What exactly did AT&T see at the time of the incident?
This is a snapshot of the AT&T routing table at March 22nd, 8AM, showing Facebook networks only. Note that only 2 networks were routed through Korea and China.
|184.108.40.206/21||7018 3356 32934 32934|
|220.127.116.11/21||7018 3356 32934 32934|
|18.104.22.168/24||7018 3549 32787 32934|
|22.214.171.124/21||7018 3356 32934 32934|
|126.96.36.199/21||7018 3356 32934 32934|
|188.8.131.52/20||7018 4134 9318 32934 32934 32934|
|184.108.40.206/24||7018 2914 32934 32934|
|220.127.116.11/20||7018 3356 32934 32934|
|18.104.22.168/24||7018 4134 9318 32934 32934 32934|
|22.214.171.124/22||7018 3356 32934 32934|
As can be seen from the snapshot above, the majority of the prefixes (as seen from AT&T) are routed through Level3 (3356). So what happened to the other 2 prefixes? Why was the path to those networks not through Level3. To answer that question we need to know the path to these networks from Level3′s perspective. When looking at the same datasource we see the following for 126.96.36.199/20:
|Level3||3356 32934 32934 32934 32934 32934|
|Verizon Business||701 3356 32934 32934 32934 32934 32934|
|Sprint||1239 3356 32934 32934 32934 32934 32934|
This is interesting; it shows that Level3 learns the Facebook prefix with a rather long ASpath, Facebook’s AS is prepended 5 times. This explains why AT&T chose the path via China and Korea. Even though it’s long, it was shorter than the heavily prepended path via Level3. As a result providers who peer with China Telecom and had this shorter alternative, would have chosen the path via China.

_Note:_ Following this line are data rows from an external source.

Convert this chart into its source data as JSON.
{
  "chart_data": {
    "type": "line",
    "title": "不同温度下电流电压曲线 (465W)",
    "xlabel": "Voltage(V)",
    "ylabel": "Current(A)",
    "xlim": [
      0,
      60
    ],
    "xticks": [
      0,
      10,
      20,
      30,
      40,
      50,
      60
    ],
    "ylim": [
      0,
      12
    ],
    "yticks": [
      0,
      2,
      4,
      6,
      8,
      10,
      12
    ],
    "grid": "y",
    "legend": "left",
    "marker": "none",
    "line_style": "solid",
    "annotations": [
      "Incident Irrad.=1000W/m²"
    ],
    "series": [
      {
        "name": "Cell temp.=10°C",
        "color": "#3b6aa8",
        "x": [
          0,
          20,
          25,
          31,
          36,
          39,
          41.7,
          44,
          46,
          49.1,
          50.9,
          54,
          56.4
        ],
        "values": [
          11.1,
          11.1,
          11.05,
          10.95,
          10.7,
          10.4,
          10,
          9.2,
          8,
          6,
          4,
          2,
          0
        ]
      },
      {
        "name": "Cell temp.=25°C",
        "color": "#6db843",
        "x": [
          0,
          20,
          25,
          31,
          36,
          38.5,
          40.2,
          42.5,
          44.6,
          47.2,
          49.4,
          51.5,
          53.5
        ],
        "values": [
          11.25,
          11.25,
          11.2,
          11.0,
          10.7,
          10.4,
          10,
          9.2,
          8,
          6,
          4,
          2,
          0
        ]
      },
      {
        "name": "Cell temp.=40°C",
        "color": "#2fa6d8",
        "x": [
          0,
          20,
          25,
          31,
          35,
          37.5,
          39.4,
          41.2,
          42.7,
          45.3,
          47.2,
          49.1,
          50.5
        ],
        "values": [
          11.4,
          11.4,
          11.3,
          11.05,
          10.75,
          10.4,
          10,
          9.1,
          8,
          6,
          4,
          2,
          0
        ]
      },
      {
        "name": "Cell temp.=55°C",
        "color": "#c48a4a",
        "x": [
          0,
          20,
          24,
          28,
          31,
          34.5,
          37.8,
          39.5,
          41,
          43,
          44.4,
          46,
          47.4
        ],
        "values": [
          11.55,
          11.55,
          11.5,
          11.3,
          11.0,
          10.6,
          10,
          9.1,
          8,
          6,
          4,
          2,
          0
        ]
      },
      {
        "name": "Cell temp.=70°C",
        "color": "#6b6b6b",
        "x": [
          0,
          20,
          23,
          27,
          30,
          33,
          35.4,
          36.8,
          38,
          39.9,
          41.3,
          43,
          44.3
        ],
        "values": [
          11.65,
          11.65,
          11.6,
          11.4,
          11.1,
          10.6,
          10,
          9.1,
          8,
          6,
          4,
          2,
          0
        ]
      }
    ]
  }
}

Global Crossing, another large global Transit provider showed the same behavior as Level3, an ASpath with 5 times Facebook’s AS32934.
What could be the reason?
For some reason the path via providers such as Level3 or Global Crossing, Transit networks that are commonly used by the affected providers, were advertised with a very long ASpath. And as a result the providers that have a peering agreement with China Telecom (such as AT&T) started to use the shorter path via China and Korea.

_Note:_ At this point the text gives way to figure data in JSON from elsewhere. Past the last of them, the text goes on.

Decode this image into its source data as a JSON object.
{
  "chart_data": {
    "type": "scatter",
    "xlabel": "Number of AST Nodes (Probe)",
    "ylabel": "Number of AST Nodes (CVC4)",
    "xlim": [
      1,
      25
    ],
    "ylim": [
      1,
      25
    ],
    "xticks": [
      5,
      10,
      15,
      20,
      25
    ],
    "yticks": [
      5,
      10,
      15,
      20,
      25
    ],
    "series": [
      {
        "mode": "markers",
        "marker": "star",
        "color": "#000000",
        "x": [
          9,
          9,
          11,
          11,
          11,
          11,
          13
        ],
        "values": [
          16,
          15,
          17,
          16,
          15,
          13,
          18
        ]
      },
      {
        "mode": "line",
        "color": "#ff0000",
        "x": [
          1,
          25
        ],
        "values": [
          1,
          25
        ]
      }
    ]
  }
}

SK Telecom normally is not one of Facebook’s transit providers, but likely just a normal peer. SK Telecom then announced these Facebook prefixes to its peers (IIJ, KDDI and China Telecom) which started to use them.

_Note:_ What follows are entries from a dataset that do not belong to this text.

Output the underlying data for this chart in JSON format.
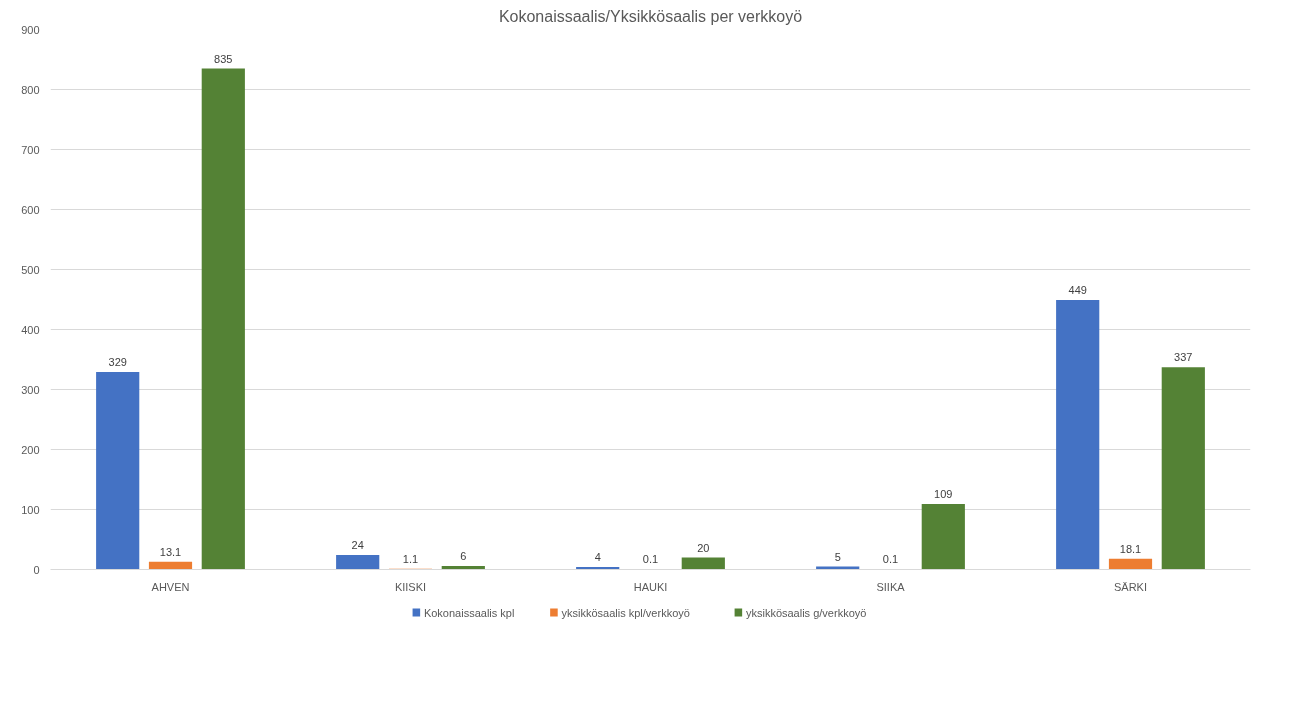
{
  "chart_data": {
    "type": "bar",
    "title": "Kokonaissaalis/Yksikkösaalis per verkkoyö",
    "categories": [
      "AHVEN",
      "KIISKI",
      "HAUKI",
      "SIIKA",
      "SÄRKI"
    ],
    "series": [
      {
        "name": "Kokonaissaalis kpl",
        "color": "#4472c4",
        "values": [
          329,
          24,
          4,
          5,
          449
        ]
      },
      {
        "name": "yksikkösaalis kpl/verkkoyö",
        "color": "#ed7d31",
        "values": [
          13.1,
          1.1,
          0.1,
          0.1,
          18.1
        ]
      },
      {
        "name": "yksikkösaalis g/verkkoyö",
        "color": "#548235",
        "values": [
          835,
          6,
          20,
          109,
          337
        ]
      }
    ],
    "ylim": [
      0,
      900
    ],
    "yticks": [
      0,
      100,
      200,
      300,
      400,
      500,
      600,
      700,
      800,
      900
    ],
    "grid": "y",
    "legend": "bottom",
    "data_labels": true
  }
}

China Telecom did not filter these Facebook announcements learned via SK Telecom and re-announced them happily to its peers. As a result traffic from several major global providers started using the path through China and Korea to reach some of Facebook’s networks.
Why the providers such as Level3 and Global Crossing did not have a shorter path to these two Facebook networks is unknown. But it’s likely that it had to do with the Facebook BGP setup / infrastructure.
Keep in mind….
It’s likely that both China Telecom and SK Telecom have a presence in the US. And as such it’s not necessarily the case that traffic was actually routed through China. If someone has a traceroute from AT&T or any of the other networks taken at the time of the incident, please post this in the comments, this can helps us determining how the actual traffic flowed.
Facebook has a lot of data and does all kinds of CDN (content delivery) tricks to get data to its users. Depending on your location you get a different DNS result and send to a different server. This might have been the reason why there were no reports of widespread outage.